Procom Technology, Inc.
- Company type: Public
- Industry: Computer
- Founded: 1987; 39 years ago in Irvine, California
- Founders: Alex Razm'joo; Nick Shahrestany; Frank Alaghband; Alex Aydin;
- Defunct: December 2006; 19 years ago
- Fate: Intellectual property acquired by Sun Microsystems in 2005; merged with CNDL Acquisition Corporation in 2006
- Products: Data storage
- Number of employees: 275 (2000)
- Website: procom.com (archived)

= Procom Technology =

American computer storage products manufacturer

Procom Technology, Inc., was an American computer storage products manufacturer based in Orange County, California, and active from 1987 to 2005. The company initially produced a wide range of standalone magnetic and optical data storage products for the IBM PC and compatibles and the Macintosh before honing in on platform-agnostic network-attached storage (NAS) products. Toward the end of their existence, they were most well known for their CD Tower series of CD-based NAS devices. The company's intellectual property was acquired by Sun Microsystems in 2005 for $50 million.

==History==
===Foundation (1987–1992)===
Procom Technology was founded by Alex Razm'joo, Nick Shahrestany, Frank Alaghband, and Alex Aydin, in Irvine, California, in 1987. All four founders were Iranian-born immigrants who had worked various computer industry jobs while studying at the University of California, Irvine. Both Razm'joo and Shahrestany previously worked for CMS Enhancements, another data storage product firm based in Irvine. The four founded Procom with $40,000 in start-up capital.

In August 1987, they released their first product, an external 5.25-inch floppy disk drive intended for use with IBM's new PS/2 line of personal computers, which replaced the IBM PC's 5.25-inch floppy disk format of choice with the new 3.5-inch floppy disk format, invented by Sony in 1982. The product was fairly successful, and by 1988 the company posted $2.5 million in annual revenue.

In the late 1980s, the company released a family of external hard drives that combined with software for the Macintosh and IBM PC and compatibles allowed data to be stored and transferred between them. The company's revenue reached $12 million in 1989 and $18 million in 1990. In 1991, the company employed 125 from its office in Irvine and posted sales of $28 million.

In 1992, the company moved its headquarters within Irvine to a larger 62,000-square-foot warehouse and shortly thereafter announced their intentions to go public. The company backed out of its initial public offering that year, however.

===Success (1992–2000)===
Procom enjoyed a reputation for its breadth of data storage products in the early 1990s, the majority comprising hard-drive based network-attached storage (NAS) devices. In 1994, the company debuted the CD Tower line of CD-based NASes, intended for corporate clients whose networks frequently accessed and copied large amounts of data and software from CD. All drives in CD Tower units were SCSI-based; the initial lineup comprised a 7-drive unit, a 21-drive unit, and a 49-drive unit. In late 1995 or early 1996, Procom introduced the CD Tower Rax, a 56-drive unit with all hot-swappable components (barring the two redundant power supplies). The latter cost $69,000 in 1996.

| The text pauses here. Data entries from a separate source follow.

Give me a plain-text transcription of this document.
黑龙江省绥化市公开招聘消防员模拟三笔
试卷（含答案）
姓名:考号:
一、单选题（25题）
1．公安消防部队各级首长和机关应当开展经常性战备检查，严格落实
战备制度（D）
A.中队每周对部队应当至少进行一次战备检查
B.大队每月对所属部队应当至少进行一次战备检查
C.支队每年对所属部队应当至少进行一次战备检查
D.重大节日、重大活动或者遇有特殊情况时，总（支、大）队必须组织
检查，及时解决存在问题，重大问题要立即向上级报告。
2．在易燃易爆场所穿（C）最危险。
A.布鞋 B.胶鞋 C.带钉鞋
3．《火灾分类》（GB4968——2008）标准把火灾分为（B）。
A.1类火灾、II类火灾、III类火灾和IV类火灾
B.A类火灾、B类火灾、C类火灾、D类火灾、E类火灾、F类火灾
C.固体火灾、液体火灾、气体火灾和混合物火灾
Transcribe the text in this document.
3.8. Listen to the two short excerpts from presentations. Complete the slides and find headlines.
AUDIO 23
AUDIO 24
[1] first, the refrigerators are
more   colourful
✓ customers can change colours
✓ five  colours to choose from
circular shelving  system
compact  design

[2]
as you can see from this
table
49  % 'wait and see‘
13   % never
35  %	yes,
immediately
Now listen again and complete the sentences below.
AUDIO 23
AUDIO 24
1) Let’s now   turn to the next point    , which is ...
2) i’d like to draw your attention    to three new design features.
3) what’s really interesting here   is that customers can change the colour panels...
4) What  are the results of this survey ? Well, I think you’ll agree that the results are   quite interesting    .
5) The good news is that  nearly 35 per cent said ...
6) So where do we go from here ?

By late 1996, Procom had expanded internationally, with offices in France, Germany, and Canada, and employed 200 people in total. In 1997, five years after its first IPO went nowhere, the company filed to go public again on the Nasdaq. The IPO was a success, the company netting $18 million from the sale of 2 million shares. The four co-founders each sold the majority of their stake in the company while its ticker was worth $9 per share in 1997, the proceeds from this making each a millionaire.

In the couple of years that followed the company experienced a precipitous decline in revenue owing to decreasing corporate interest in CD-based NASes in favor of developments in traditional, re-writable hard drive–based NASes, whose disk densities and cost-per-megabyte were quickly rivaling that of the CD-ROM. The company's stock price rebounded somewhat by the turn of the millennium, and in 2000 the company's stock was heavily affected by the dot-com boom, reaching an all-time high of $89.75 per share in March 2000 before dropping rapidly and bouncing again to $74 per share in June 2000 before stabilizing at $57. This was preceded by a six-quarter period of losses totaling $11 million and a 39-percent reduction in sales.

===Decline and sale to Sun Microsystems (2000–2006)===
In 2002, Shahrestany, Alaghband, and Aydin resigned as officers of Procom, leaving Razm'joo as the sole remaining founder still managing the company; Shahrestany and Alaghband both remained on the board of directors, however. In May 2005, Sun Microsystems agree to acquired Procom's intellectual property for $50 million. The remaining husk of the company was acquired by CNDL Acquisition Corporation, a private company founded by Razmjoo, in December 2006.